Chile’s Pisco industry has good conditions at the start of 2011 to launch a new branding strategy in New York, according to a report that looked at the progress of an initiative financed by Chile’s Ministry of Agriculture.
The Program of Territorial Innovation (PIT) called Nuestro Pisco (Our Pisco) comprises the regions of Atacama and Coquimbo, where the grape-producing valleys are that form Chile’s Pisco heartland. The program is valued at US$1,633,979.
Among its partners are some of the major Pisco industries, trade associations, cooperatives, marketing and regional public bodies. Direct beneficiaries are 2,800 farmers, 80 percent of whom are invested in producing Pisco.
According to an El Mercurio interview with Loreto Burgos, head of innovation at Chile’s Foundation for Agrarian Innovation (FIA), the results of the study indicated that “there are favorable conditions that can be exploited: the good distribution channels and positioning that Chilean wine and gourmet food already have in the market, and that Chilean produce is highly valued by factors such as tradition, origin and quality.”
Ties between New York and Chile have been strengthening in recent months, as a string of cultural and industry initiatives have been playing out between the two. Shortly before the New York Times voted Santiago as a number 1 destination for tourists in 2011, emerging craftwork artists from Chile went on display in a new Manhattan display house.

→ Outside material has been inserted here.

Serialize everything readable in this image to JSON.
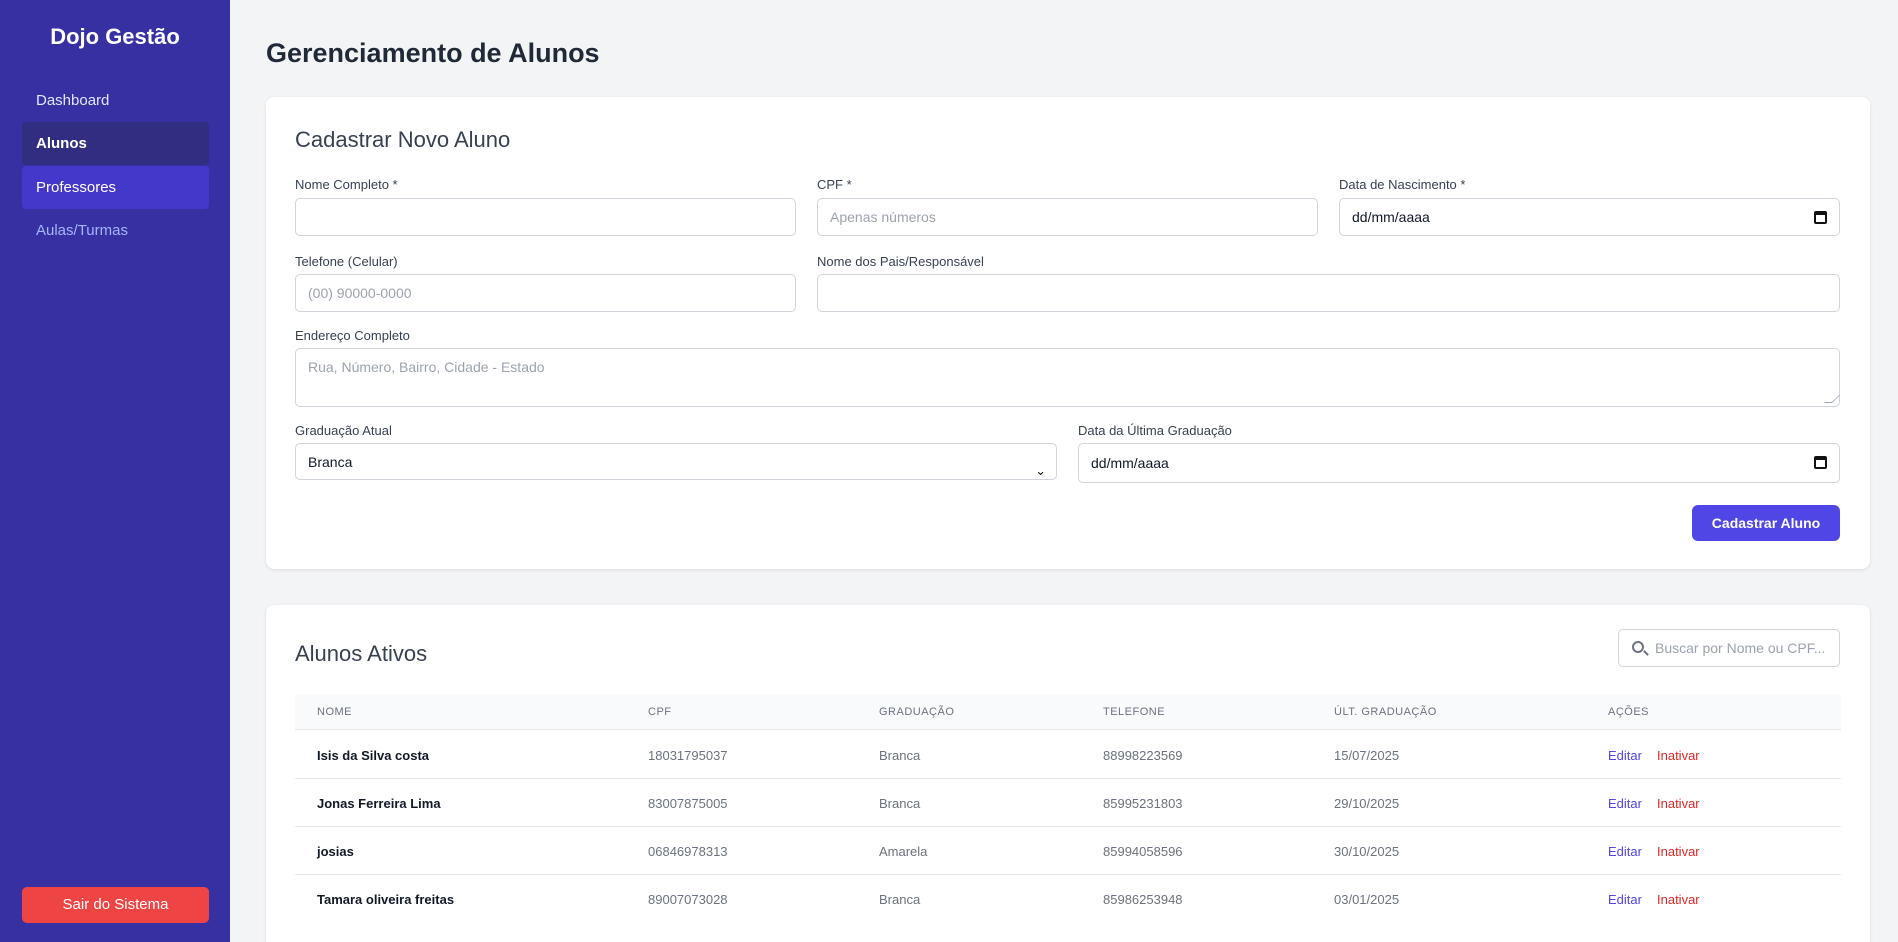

Technological innovation was also put on the pedestal last December in the Big Apple, as five top Chilean companies, including biotech firm Aguamarina, presented cutting-edge technologies in the store Puro Chile.
Burgos added that entering the U.S. is important for any food or drink, because America is a brand market and has marked trends in consumption patterns.
Pisco’s arrival into New York is being received by a supporting program PiscoSpirits and the Chilean Government branch Corfo’s sector-specific framework committee.